12°) LES ANNES 70 : LE BLUES BLANC ET LE BLUES-ROCK

Compositeur, guitariste et chanteur au style susurré, le sudiste J.J. Cale enregistre un blues teinté de rock d'une très grande qualité. Il crée de nombreux classiques vite repris avec succès par Lynyrd Skynyrd (« Call Me The Breeze ») puis Eric Clapton (« After Midnight », « Cocaine »). Au Texas, le virtuose Johnny Winter (« Mean Town Blues »), « Sweet Papa John »), jusque-là souvent cantonné comme Jimmy Page à des séances d'enregistrement dans l'ombre d'artistes locaux, se lance dans une carrière qui le mènera au sommet d'un blues-rock extrêmement populaire à cette époque. Il deviendra ensuite producteur à succès et guitariste attitré du vieux maître Muddy Waters.
Après le décès accidentel de Jimi Hendrix en 1970, la guitare électrique devient plus que jamais l'instrument roi. Les solistes comme Roy Buchannan sont particulièrement mis en valeur. Jorma Kaukonen (« How Long Blues ») et Jack Casady quittent le célèbre Jefferson Airplane et fondent un groupe de blues, Hot Tuna, avec le violoniste noir Papa John Creach. L'Allman Brother Band, un formidable groupe de sudistes incluant des musiciens noirs, menés par le virtuose de la slide Duane Allman (qui enregistre notamment avec Aretha Franklin et Eric Clapton), vont cristalliser ce style blues-rock au début des années 70. Leur impact sera énorme aux Etats-Unis.


Les musiciens blancs et leurs excès instrumentaux (soli trop longs jusqu'à la perte du « senti », son saturé) font beaucoup d'ombre aux bluesmen noirs, qui continuent malgré tout ça jouer, mais sans réellement obtenir le succès qu'ils méritent. Shuggie Otis (« Cold Shot »), fils de Johnny, fait une grosse impression avec son style élégant influencé par Jimi Hendrix dans l'excellent groupe de son père, mais n'obtient que peu de succès. Le chanteur guitariste Buster Benton, fixé à Chicago depuis 1959, est découvert dans le groupe du grand Willie Dixon, mais le blues est devenu une musique de plus en plus jouée et surtout achetée par des blancs qui ne peuvent prendre que ce qu'on leur propose. Les maisons de disques délaissent en effet de talentueux artistes noirs comme Andrews Brown ou l'excellent chanteur guitariste Albert Collins (« Ice Pickin' »), qui est tout de même apprécié par les amateurs. L'imagerie rock passe souvent avant la musique.

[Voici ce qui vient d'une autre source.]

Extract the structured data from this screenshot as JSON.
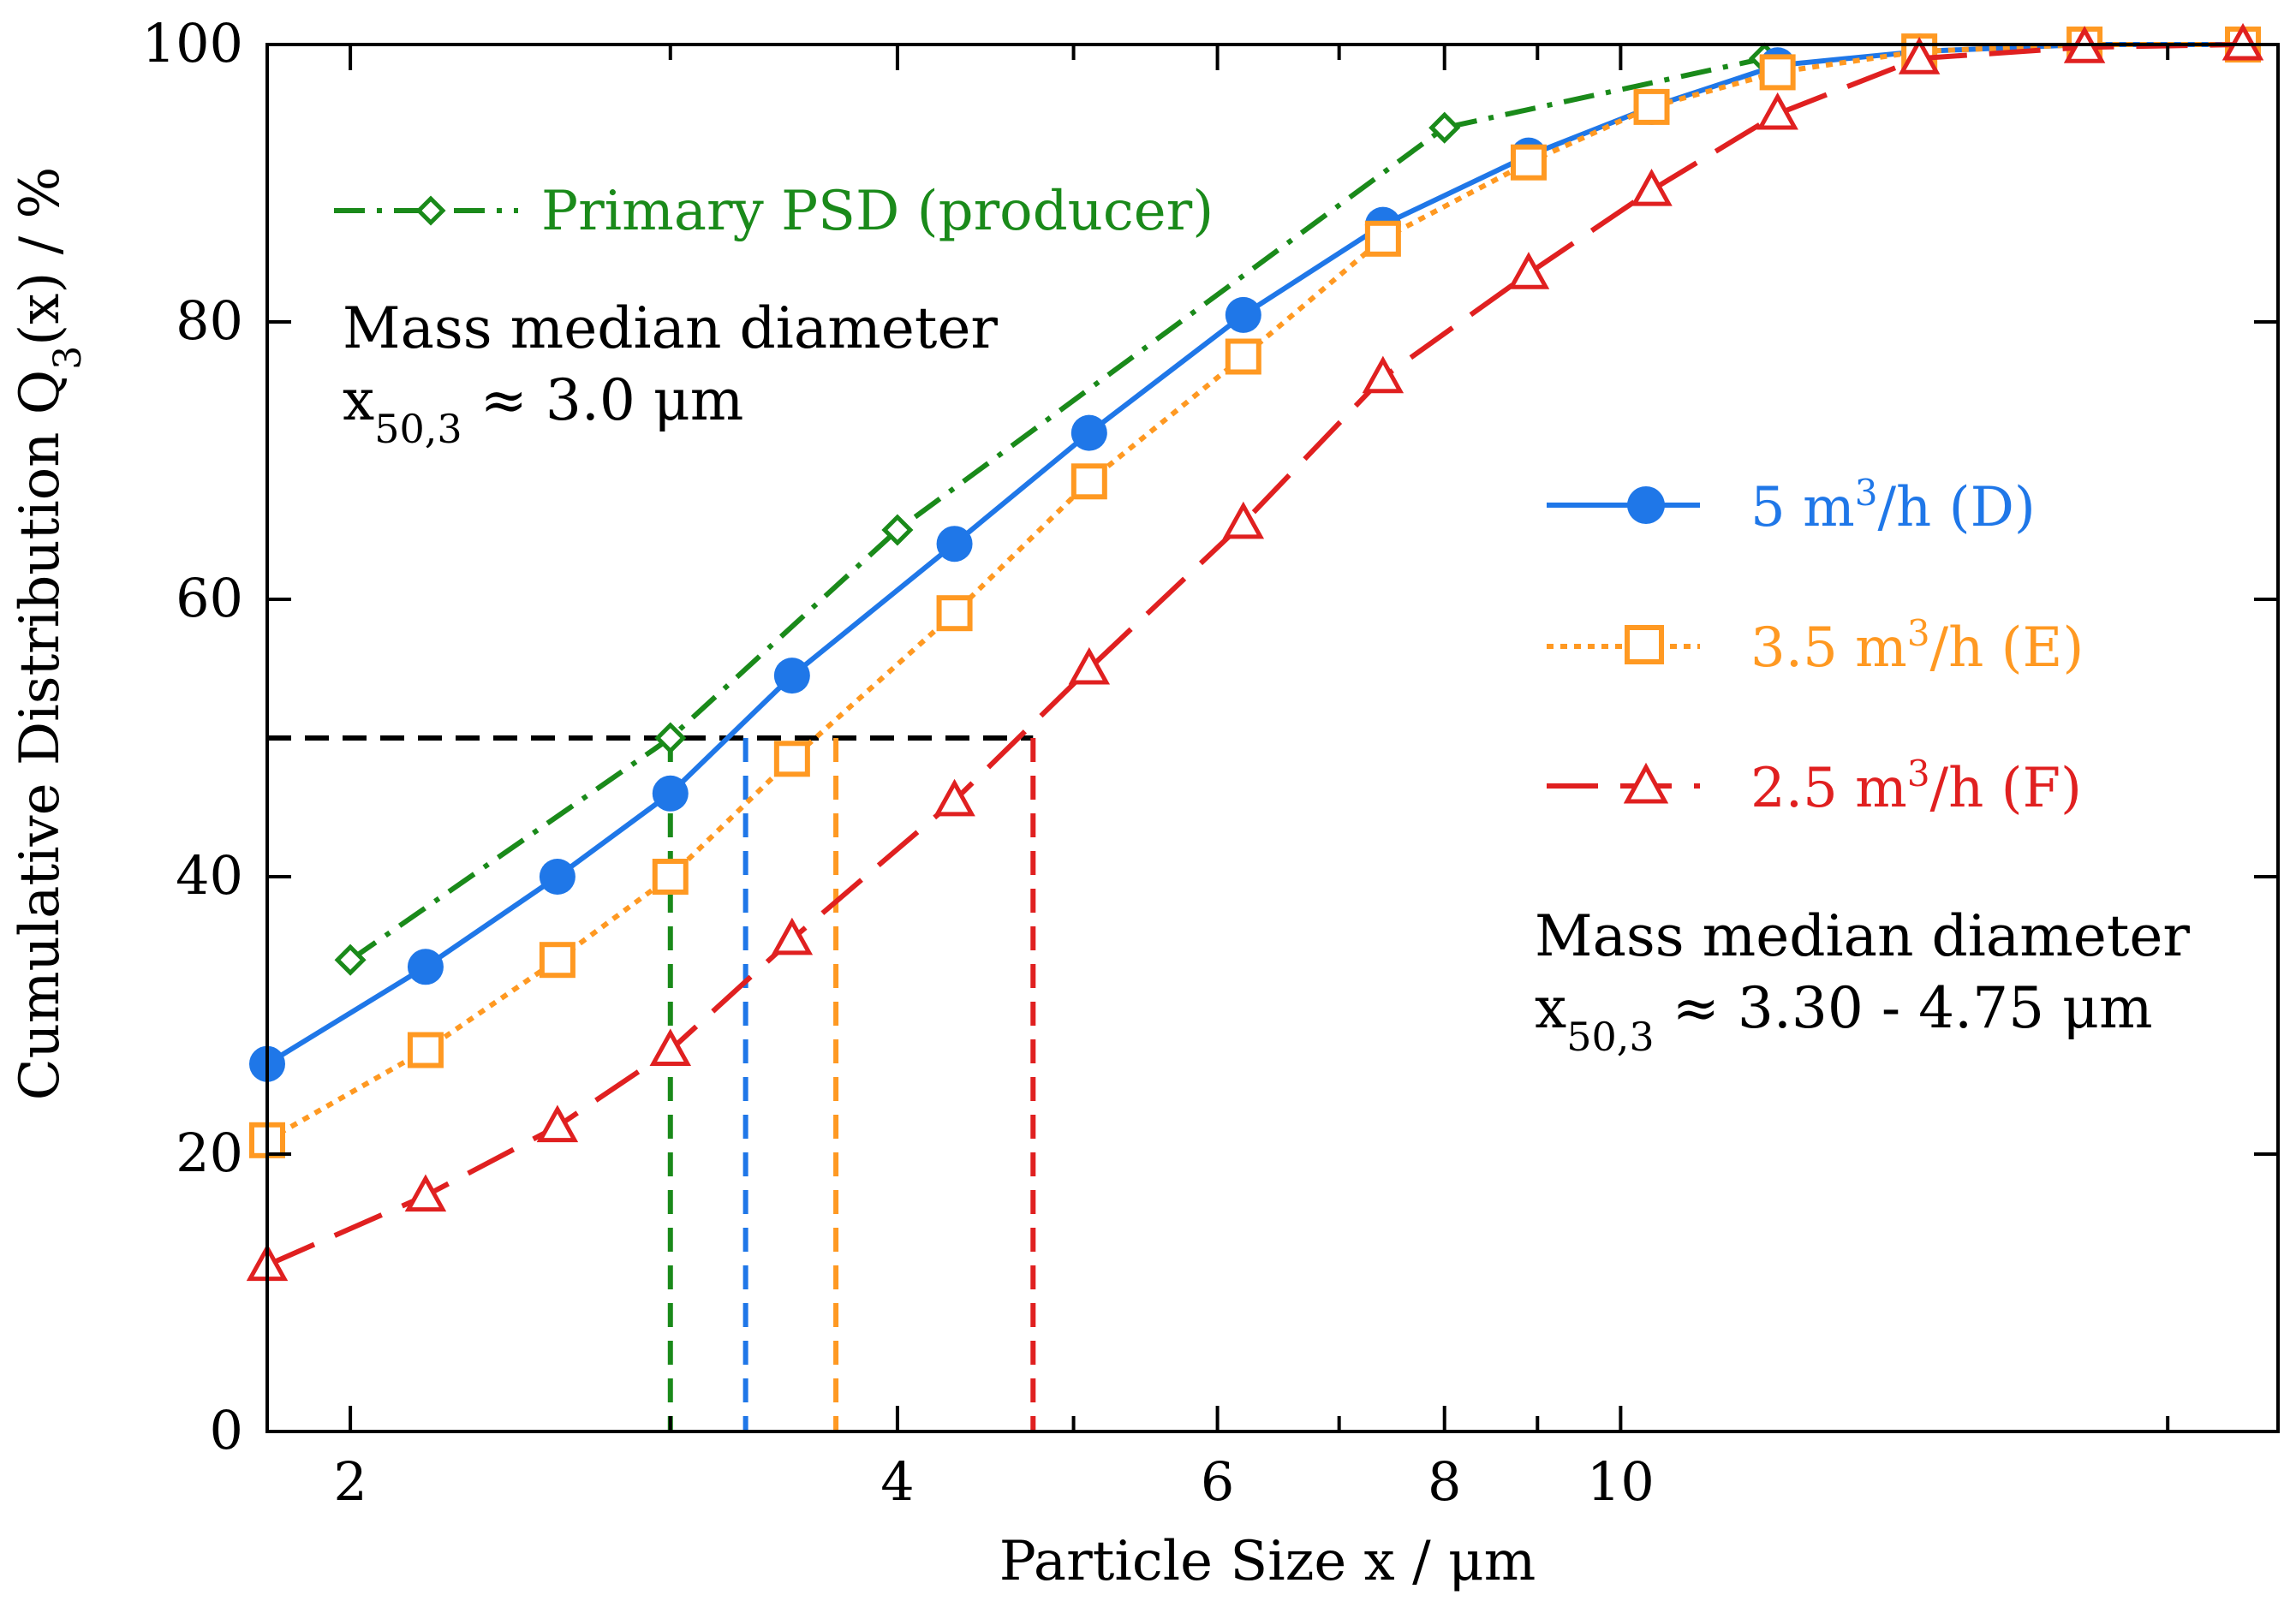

Des talents confirmés comme Fenton Robinson, Johnny « Big Moose » Walker, Philip Walker, R.L. Burnside, au style évoquant le blues primitif, découvert sur le tard, Eddie C. Campbell (« King Of The Jungle »), Lonnie Brooks (« Bayou Lighnin' »), Thomas Shaw (« Richard Nixon's Welfare Blues »), Lafayette Leake ou Magic Slim (« Love Me Baby ») passent presque inaperçus du grand public. Eric Clapton est désormais considéré comme le dieu de la guitare blues. Joe Cocker, qui copie avec un certain talent le style de Ray Charles, vendra désormais plus de disques que son maître. Pinetop Perkins remplace feu Otis Spann au piano dans le groupe de Muddy Waters, qui engage Bob Margolin à la guitare de 1973 à 1980. Mais même ce géant est en perte de vitesse. A Memphis, Ann Peebles enregistre beaucoup de blues mais enrichit son répertoire de morceaux très soul, bine plus populaires auprès du public noir. A New York, le jeune et excellent harmoniciste Sugar Blue n'arrive pas à gagner sa vie malgré de brillants enregistrements, notamment avec Brownie McGhee et Johnny Shines. Il finit par venir jouer dans les rues de Paris et enregistre avec les Rolling Stones.